Thursday, May 14, 2015

Turki dan Saudi Pasang Badan Dukung Kelompok “Garis Keras” Suriah

                                  Ilustrasi Mujahidin Suriah
Turki dan Arab Saudi secara aktif menyatakan mendukung koalisi “garis keras” dari gerilyawan untuk menggulingkan rezim Bashar al-Assad yang termasuk didalamnya kelompok afiliasi al-Qaeda di Suriah,dan langkah ini membuat pemerintah Barat khawatir.
Kedua negara memfokuskan dukungan mereka untuk pejuang Suriah kelompok Jaish al-Fatah, atau The Army of Conquers, kelompok ini merupakan struktur komando untuk kelompok jihad di Suriah yang mencakup Jabhat al-Nusra.

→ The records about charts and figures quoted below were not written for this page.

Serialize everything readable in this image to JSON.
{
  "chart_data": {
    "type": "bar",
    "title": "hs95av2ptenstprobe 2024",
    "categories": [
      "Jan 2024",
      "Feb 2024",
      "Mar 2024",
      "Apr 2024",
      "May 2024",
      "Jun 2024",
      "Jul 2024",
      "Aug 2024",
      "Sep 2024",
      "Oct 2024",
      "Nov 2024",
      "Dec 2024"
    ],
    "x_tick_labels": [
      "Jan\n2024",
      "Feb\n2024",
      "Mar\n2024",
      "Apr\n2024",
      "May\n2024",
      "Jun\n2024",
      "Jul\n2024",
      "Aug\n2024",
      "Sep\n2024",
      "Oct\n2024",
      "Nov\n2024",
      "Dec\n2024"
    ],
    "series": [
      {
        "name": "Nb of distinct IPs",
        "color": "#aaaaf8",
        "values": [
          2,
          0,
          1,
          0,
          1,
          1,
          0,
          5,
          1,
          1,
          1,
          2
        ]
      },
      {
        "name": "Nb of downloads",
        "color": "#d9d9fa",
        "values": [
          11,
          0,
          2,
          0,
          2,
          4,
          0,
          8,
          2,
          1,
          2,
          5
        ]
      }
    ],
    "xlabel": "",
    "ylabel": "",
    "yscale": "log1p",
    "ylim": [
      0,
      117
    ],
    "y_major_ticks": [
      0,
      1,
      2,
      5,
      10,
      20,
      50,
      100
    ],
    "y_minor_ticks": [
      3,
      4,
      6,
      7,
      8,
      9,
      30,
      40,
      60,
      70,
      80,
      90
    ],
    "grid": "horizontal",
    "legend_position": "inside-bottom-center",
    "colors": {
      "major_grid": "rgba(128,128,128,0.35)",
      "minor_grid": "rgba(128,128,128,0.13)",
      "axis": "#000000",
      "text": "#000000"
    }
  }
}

Keputusan oleh dua negara ini untuk kembali mendukung kelompok di mana al-Nusra memainkan peran utama telah memunculkan kekhawatiran pemerintah Barat, karena bertentangan dengan AS, yang dengan tegas menentang mempersenjatai dan mendanai “ekstremis jihad” yang berperang di perang Suriah.
Ini mengancam upaya Washington sendiri untuk melatih pejuang oposisi pro-Barat, yang diumumkan oleh Presiden Barack Obama tahun lalu, namun baru benar-benar dilaksanakan minggu lalu. Permasalahannya jumlah pejuang pro Barat yang terlibat program kecil dan, yang terpenting, Departemen Luar Negeri menegaskan bahwa mereka akan lebih difokuskan untuk melawan Isis daripada melawan rezim.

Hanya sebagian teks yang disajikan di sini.